Arts

La vie secrète des gens malheureux

Dans Cartes postales de l’enfer, le professeur de création littéraire et romancier Neil Bissoondath explore la complexité des identités fabriquées

Par : Renée Larochelle
Tout le monde a des secrets dans la vie. L’une des grandes libertés de l’existence consiste à dévoiler ce qu’on veut montrer et à cacher le reste. Dans ce contexte, vivre selon sa véritable identité, changeante au fil des jours mais bien réelle, représente le chemin emprunté par la plupart des gens. C’est tout le contraire pour Alec et Sue, les deux personnages principaux du dernier roman de Neil Bissoondath, Cartes postales de l’enfer, qui, eux, vivent dans le mensonge. Pour faire leur place au soleil, pour être aimés, ils décident de s’inventer une autre vie, celle qui a un sens pour eux, mais qui ne les rendra pas nécessairement plus heureux.

«Les secrets sont des outils dont on se sert pour se créer une identité, dit Neil Bissoondath, professeur de création littéraire au Département des littératures. Mais l’identité n’est jamais simple. On fait constamment des choix. On s’interroge sur ce qu’on est, sur ce qu’on veut être. Nos actions dépendent toujours de la situation dans laquelle on se trouve à un moment donné de notre vie.» Publié chez Boréal, le dernier roman de Neil Bissoondath se déroule à Toronto. Deux jeunes y cherchent leur voie. Alec s’affiche comme homosexuel alors qu’il ne l’est pas. Dans son métier de décorateur d’intérieur, cette orientation différente lui ouvre bien des portes, semble-t-il. Lors de sa première rencontre avec Sue, une jeune indo-canadienne qui tente de sortir du carcan culturel et religieux imposé par ses parents, il dira qu’il est peintre en bâtiment. Sue mentira aussi sur sa propre identité, bien que son plus profond désir soit d’être elle-même. Les deux se dirigent vers la catastrophe, car on ne ment pas impunément. 

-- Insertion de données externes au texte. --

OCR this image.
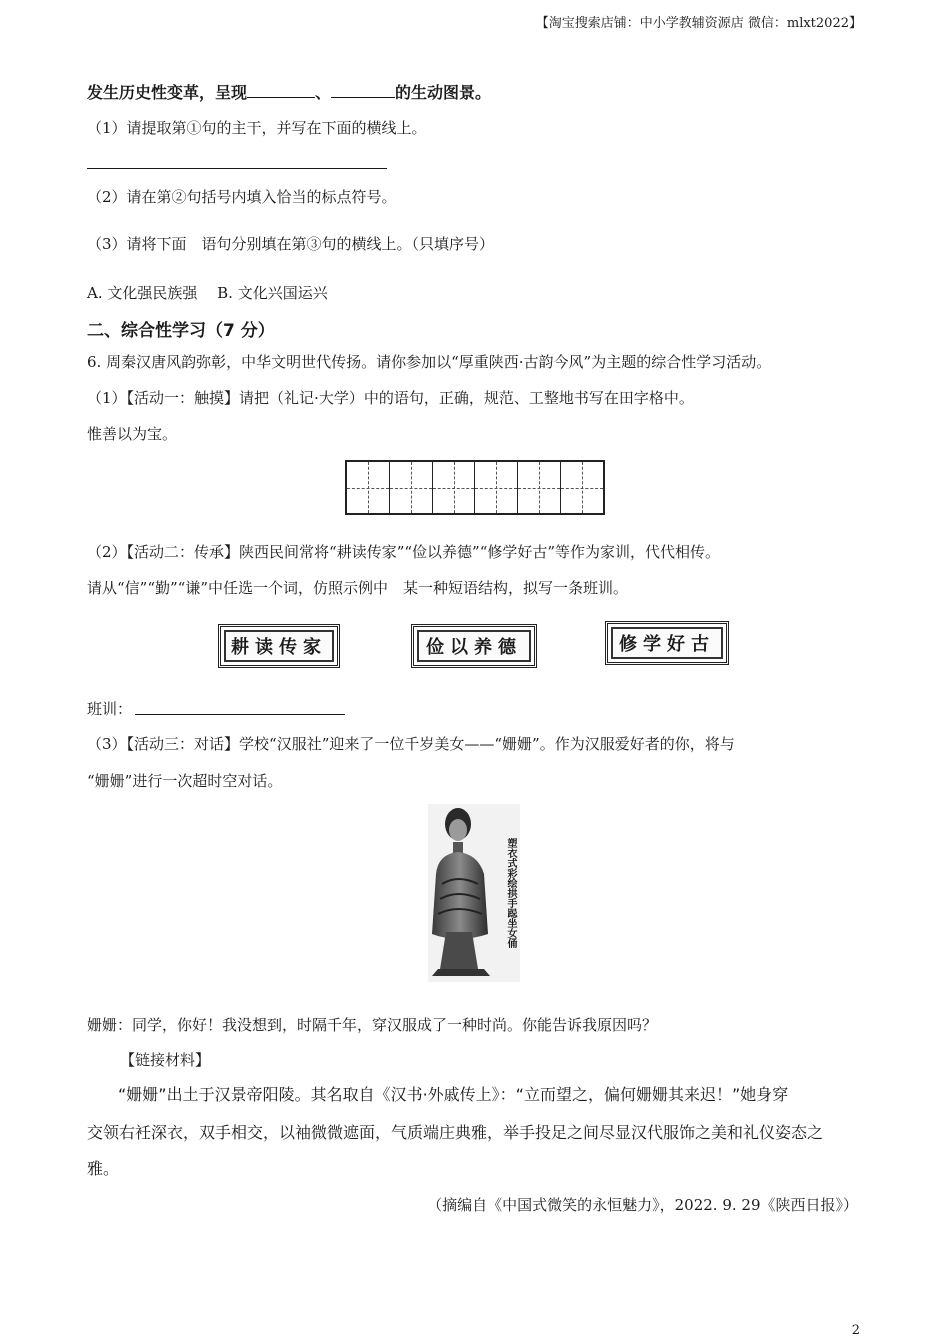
【淘宝搜索店铺：中小学教辅资源店 微信：mlxt2022】
发生历史性变革，呈现	、	的生动图景。
（1）请提取第①句的主干，并写在下面的横线上。
（2）请在第②句括号内填入恰当的标点符号。
（3）请将下面　语句分别填在第③句的横线上。（只填序号）
A. 文化强民族强　 B. 文化兴国运兴
二、综合性学习（7 分）
6. 周秦汉唐风韵弥彰，中华文明世代传扬。请你参加以“厚重陕西·古韵今风”为主题的综合性学习活动。
（1）【活动一：触摸】请把（礼记·大学）中的语句，正确，规范、工整地书写在田字格中。
惟善以为宝。
（2）【活动二：传承】陕西民间常将“耕读传家”“俭以养德”“修学好古”等作为家训，代代相传。
请从“信”“勤”“谦”中任选一个词，仿照示例中　某一种短语结构，拟写一条班训。
耕读传家	俭以养德	修学好古
班训：
（3）【活动三：对话】学校“汉服社”迎来了一位千岁美女——“姗姗”。作为汉服爱好者的你，将与
“姗姗”进行一次超时空对话。
塑衣式彩绘拱手跽坐女俑
姗姗：同学，你好！我没想到，时隔千年，穿汉服成了一种时尚。你能告诉我原因吗？
【链接材料】
“姗姗”出土于汉景帝阳陵。其名取自《汉书·外戚传上》：“立而望之，偏何姗姗其来迟！”她身穿
交领右衽深衣，双手相交，以袖微微遮面，气质端庄典雅，举手投足之间尽显汉代服饰之美和礼仪姿态之
雅。
（摘编自《中国式微笑的永恒魅力》，2022. 9. 29《陕西日报》）
2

Les fruits de l’imagination
«Je voulais parler des identités fabriquées et de leur complexité, souligne le romancier. Comme d’habitude, j’ai laissé agir mes personnages sans entraves et je les ai laissés parler, tout simplement.» Quand il s’installe devant son ordinateur le matin pour écrire, Neil Bissoondath ne sait jamais à l’avance ce qui va arriver à ses personnages. Comme eux, il attend la suite de l’histoire. Il travaille sans plan, attentif aux signes, n’ayant pour tout guide que le fil conducteur de son imaginaire. Au bout de deux ou trois pages, il s’arrête généralement, mais seulement s’il est satisfait de ce qu’il a écrit, précise-t-il. Le reste de la journée, il n’y pense plus. Le même rituel se répète, jour après jour. «Je n’ai qu’à ouvrir la porte à mes personnages et l’action se met en branle, explique le romancier. Après tous les livres que j’ai écrits, j’ai fini par comprendre comment fonctionne mon imagination.»

Neil Bissoondath prendra congé de ses étudiants l’automne prochain pour une année. Ses projets? Écrire un recueil de nouvelles ainsi qu’un livre sur l’Espagne, pays qui le fascine depuis toujours et sur lequel il a accumulé des connaissances depuis une vingtaine d’années. «Le livre mettra en scène des personnages fictifs et des personnages historiques à l’époque de la Reconquête au 15e siècle, annonce-t-il. Ce ne sera ni un roman ni un livre d’histoire, promet-il. Et il n’y aura aucun dialogue.»